Conversations about this history inevitably turn to Ellie Mannette, who is credited with creating the modern steel drum in the 1940s. The musician from Trinidad introduced the instrument to the United States a decade later and led workshops from 1983 to 1986 at Portland State University’s Haystack School of the Arts in Cannon Beach. OSU music professor Michael Coolen attended those sessions and learned to play and to make a steel drum. He founded an 11-member OSU steel drum band, Pura Vida, in the late 1980s, but a continuing case of tinnitus (ringing in the ears) eventually forced Coolen to stay away from loud, percussive music and discontinue the band. He had most of the steel drums auctioned off, but he kept one, which he now lends to the OSU ensemble.

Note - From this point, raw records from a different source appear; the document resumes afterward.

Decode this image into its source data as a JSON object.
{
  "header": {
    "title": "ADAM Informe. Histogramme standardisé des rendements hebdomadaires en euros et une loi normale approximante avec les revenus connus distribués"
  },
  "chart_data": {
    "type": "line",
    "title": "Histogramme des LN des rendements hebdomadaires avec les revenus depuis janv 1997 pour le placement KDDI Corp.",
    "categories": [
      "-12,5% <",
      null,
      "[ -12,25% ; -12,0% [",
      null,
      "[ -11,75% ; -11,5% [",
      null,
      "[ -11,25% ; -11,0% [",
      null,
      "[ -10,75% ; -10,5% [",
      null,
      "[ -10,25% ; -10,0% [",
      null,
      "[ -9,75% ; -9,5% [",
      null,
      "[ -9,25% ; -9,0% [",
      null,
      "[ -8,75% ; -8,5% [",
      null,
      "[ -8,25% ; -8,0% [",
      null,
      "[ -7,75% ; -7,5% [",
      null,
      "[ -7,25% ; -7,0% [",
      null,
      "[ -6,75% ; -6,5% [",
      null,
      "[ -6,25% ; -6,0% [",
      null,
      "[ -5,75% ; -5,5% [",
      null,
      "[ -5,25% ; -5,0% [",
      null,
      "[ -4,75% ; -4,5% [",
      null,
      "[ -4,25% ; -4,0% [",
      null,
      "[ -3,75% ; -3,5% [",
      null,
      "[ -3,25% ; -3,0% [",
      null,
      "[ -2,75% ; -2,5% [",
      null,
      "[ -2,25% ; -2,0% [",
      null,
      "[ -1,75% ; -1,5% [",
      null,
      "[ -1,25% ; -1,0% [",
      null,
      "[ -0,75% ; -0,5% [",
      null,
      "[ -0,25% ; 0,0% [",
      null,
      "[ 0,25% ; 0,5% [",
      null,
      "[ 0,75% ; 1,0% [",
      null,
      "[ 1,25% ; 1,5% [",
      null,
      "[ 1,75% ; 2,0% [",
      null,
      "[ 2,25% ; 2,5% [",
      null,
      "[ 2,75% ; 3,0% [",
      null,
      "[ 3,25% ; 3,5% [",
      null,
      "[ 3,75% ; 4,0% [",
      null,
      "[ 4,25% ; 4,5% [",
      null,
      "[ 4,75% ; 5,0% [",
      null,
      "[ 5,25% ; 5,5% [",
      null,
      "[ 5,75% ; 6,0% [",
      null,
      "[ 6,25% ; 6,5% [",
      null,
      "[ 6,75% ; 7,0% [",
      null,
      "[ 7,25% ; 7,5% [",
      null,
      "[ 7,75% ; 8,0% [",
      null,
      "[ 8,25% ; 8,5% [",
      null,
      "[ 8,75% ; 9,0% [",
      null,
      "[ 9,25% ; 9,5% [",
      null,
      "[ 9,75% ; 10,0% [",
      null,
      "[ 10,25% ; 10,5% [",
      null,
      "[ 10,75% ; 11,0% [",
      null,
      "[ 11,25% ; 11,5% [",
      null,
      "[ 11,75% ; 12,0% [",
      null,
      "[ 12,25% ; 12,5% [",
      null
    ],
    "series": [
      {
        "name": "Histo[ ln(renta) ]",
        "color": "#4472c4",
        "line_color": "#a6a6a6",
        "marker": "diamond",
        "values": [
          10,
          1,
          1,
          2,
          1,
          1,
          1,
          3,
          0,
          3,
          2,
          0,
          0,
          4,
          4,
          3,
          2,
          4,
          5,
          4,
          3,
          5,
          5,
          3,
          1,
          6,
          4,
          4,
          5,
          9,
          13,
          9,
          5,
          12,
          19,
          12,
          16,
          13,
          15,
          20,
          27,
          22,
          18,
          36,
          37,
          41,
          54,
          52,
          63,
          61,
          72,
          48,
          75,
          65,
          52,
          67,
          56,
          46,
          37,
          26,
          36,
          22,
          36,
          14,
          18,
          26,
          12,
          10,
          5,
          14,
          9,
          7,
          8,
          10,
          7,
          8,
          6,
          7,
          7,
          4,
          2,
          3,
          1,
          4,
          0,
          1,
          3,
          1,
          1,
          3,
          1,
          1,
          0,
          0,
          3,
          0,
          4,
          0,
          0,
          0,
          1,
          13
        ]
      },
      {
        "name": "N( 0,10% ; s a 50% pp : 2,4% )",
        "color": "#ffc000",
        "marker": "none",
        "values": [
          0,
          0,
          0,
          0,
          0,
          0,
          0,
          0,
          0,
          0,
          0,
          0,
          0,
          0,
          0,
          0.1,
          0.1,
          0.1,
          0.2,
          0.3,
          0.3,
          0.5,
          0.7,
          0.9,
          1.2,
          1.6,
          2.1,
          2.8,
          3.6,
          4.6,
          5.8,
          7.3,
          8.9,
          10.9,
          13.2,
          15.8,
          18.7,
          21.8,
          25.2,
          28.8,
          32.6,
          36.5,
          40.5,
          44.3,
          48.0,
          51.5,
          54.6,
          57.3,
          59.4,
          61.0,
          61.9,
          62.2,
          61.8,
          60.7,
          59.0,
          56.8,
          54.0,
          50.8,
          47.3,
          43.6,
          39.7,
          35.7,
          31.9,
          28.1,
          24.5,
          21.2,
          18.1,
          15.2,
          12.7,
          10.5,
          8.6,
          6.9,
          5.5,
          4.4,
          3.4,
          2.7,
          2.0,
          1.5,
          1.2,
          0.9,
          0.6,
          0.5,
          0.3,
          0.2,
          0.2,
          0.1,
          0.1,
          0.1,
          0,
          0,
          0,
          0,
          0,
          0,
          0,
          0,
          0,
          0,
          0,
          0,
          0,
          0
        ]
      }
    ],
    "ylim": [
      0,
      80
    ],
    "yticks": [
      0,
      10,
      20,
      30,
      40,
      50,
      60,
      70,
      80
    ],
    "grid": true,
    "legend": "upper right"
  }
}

In Trinidad, steel drum music continues to thrive. Annual competitions (“Panorama” and “Pan Is Beautiful”) are held during the carnival season. Bands can have as many as 100 players, and although most emphasize Afro-Cuban styles, some specialize in European classics. “Initially, in the 1960s and 70s, a lot of these groups started off playing orchestral transcriptions,” says Brudvig. “Most of these guys in the orchestra don’t read music. So it was learned by rote. They were learning a complete Mozart Symphony by ear.”

The instruments have also evolved. The lead pan on which Brudvig plays melodies in the OSU ensemble starts at middle C and covers slightly more than two octaves. Others in the pan family — tenors, guitars, cellos, basses — extend to progressively lower notes. Large bands also have a section known as the “engine room,” which keeps all the drummers on the beat by rapping out the rhythm on a drum set or steel brake drum.

Oregon is hardly a center for the instrument on the West Coast (that distinction belongs to the Seattle area), but Mannette’s Haystack workshops continue to echo in the state. James Leyden of Portland, who worked with Mannette on the East Coast and arranged for his Haystack appearances, offers a wide variety of steel drum arrangements at a Web site, www.hillbridge.com. A Mannette protégé, Dennis Martin of La Center in southern Washington, builds and sells steel drums, and the band he started, Rhythmical Steel, performs in schools and at public events in Washington and Oregon. Two Eugene groups, Island Accents and the all-female group Steel Magnolias, are active in Oregon.

Brudvig hopes to ride interest in the steel pan to build on the OSU music department’s ongoing public school programs and to expand performance opportunities for OSU percussion students. He expects students would agree with the observation of Rear Admiral Daniel Gallery who founded the U.S. Navy Steel Drum Band. After hearing a Trinidadian steel pan group in 1957, Gallery said, “The music just got inside me and shook me up.”